Though many expected the government to extend Das’s tenure — and tied the final choice of Sanjay Malhotra to recent friction with officials — he’s nonetheless leaving his post on Tuesday with plenty of fans.
“If you had asked me in 2018 if Das was the right choice, I would have expressed doubt,” said Amol Agrawal, who teaches economics at Ahmedabad University. “Yet here we are in 2024, standing strong.”
Das’ adaptability didn’t mean perfection. Described by colleagues as mild-mannered and disciplined, he occasionally faced criticism for micromanagement by commercial bankers. And while diplomatic, Das wasn’t afraid to go toe-to-toe with India’s government or diverge from other central banks that maintained continuity with stances held by the US Federal Reserve.
Yet Das’ peers credited him with understanding his limitations as a non-economist. They say he kept his focus on one thing: preserving India’s financial stability.
That mission took various forms, including building up the world’s fourth-largest foreign exchange reserve and ensuring stability of the rupee.
By many accounts, Das was also an effective communicator with the markets, framing low bond yields as a “public good” and helping develop a sophisticated digital payments system that operates round-the-clock. He also ramped up adoption of a mobile platform known as Unified Payments Interface, which is now used to pay for everything from electricity bills to rickshaw rides.
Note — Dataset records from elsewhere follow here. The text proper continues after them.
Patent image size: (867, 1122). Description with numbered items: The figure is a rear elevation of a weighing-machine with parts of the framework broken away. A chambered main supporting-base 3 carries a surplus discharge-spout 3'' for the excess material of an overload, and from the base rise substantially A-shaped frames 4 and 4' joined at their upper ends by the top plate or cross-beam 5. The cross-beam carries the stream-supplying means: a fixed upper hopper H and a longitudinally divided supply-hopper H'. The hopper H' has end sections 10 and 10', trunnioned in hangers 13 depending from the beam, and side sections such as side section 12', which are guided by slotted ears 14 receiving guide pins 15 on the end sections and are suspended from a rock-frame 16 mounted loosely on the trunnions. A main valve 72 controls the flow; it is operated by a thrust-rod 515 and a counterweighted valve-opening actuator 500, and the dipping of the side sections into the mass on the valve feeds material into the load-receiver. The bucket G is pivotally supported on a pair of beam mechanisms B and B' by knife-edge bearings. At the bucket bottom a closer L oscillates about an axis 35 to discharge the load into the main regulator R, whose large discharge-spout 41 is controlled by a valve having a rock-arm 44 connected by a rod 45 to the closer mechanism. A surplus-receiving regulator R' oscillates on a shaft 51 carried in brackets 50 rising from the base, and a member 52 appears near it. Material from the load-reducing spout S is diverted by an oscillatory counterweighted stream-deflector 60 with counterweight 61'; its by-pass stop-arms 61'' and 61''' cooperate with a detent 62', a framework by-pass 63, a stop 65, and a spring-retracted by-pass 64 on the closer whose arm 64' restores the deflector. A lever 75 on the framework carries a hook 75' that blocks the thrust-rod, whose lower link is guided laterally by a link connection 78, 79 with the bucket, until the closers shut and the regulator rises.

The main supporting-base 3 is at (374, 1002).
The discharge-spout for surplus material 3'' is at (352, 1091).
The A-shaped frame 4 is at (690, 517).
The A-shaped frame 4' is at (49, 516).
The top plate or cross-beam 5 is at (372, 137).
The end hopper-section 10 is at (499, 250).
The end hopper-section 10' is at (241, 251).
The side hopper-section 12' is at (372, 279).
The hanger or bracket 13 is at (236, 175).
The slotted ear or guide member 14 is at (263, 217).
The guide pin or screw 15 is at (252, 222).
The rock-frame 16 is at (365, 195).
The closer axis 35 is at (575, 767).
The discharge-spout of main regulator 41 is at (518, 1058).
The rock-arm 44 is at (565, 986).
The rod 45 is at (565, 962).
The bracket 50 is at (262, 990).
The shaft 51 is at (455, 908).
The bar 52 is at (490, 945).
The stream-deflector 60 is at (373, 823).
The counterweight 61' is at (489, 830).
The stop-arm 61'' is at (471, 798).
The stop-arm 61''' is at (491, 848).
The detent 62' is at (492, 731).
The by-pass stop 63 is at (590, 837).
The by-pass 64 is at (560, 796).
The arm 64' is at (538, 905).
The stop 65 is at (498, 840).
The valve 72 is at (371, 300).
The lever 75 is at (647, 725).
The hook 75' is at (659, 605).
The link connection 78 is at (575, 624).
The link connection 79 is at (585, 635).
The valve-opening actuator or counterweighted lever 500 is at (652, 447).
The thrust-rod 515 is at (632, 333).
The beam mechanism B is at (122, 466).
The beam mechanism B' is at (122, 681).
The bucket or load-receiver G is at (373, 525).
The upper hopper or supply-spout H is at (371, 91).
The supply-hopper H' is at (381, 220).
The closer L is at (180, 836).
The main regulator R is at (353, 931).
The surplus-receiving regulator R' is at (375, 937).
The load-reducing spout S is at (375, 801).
“He’s a consensus builder,” said Soumya Kanti Ghosh, Chief Economic Advisor of the State Bank of India.
Das, a civil servant who was a member of India’s 15th Finance Commission, cultivated a more collaborative relationship with the central government compared to Urjit Patel, his predecessor.
Das mostly refrained from public criticism of government policies, though he was vocal about issues he perceived as threats to financial stability. Notably, he strongly opposed legalization of private cryptocurrencies, calling them a “ponzi scheme.”
Behind the scenes, Das also resisted using the RBI’s foreign exchange reserves for infrastructure projects and he opposed increasing foreign ownership of Indian debt, citing potential risks to market stability.
India’s inclusion in JPMorgan Chase & Co’s emerging markets bond index was delayed partly because of hesitation within the RBI, according to people familiar with the matter. The central bank didn’t respond to a request for comment.
Though Das was widely expected to get an extension, events in recent days suggested change might be afoot. The government kept silent about his future until Monday, a day before his term was scheduled to end.
Reasons for the apparent pivot are still murky. During his final policy announcement last week, Das held interest rates steady, despite pressure from the government to ease them amid an unexpected slowdown in economic growth. In keeping the policy repo rate unchanged at 6.5%, Das said the RBI’s legal mandate was to control inflation.
In a note, Nomura Holdings Inc. analysts led by Sonal Varma described a “stark divide” between the government and Das. Over the past few weeks, finance minister Nirmala Sitharaman and trade minister Piyush Goyal advocated for countercyclical monetary policy, such as rate cuts. But Das wanted to keep rates steady during a December 6 policy meeting.
Das leaves at a time when global markets are nervous about US President-elect Donald Trump’s threats of higher tariffs on places including China, Mexico and Canada. In the last six years, the RBI has focused on financial and exchange rate stability. Malhotra will likely focus on protecting the rupee amid a potential tariff war.
Even so, many agree that Das has built a strong foundation for his successor. Economists credit him with transforming the RBI into a nimbler, more modern version of itself.
“A repeat of Das is unlikely,” said Agrawal of Ahmedabad University.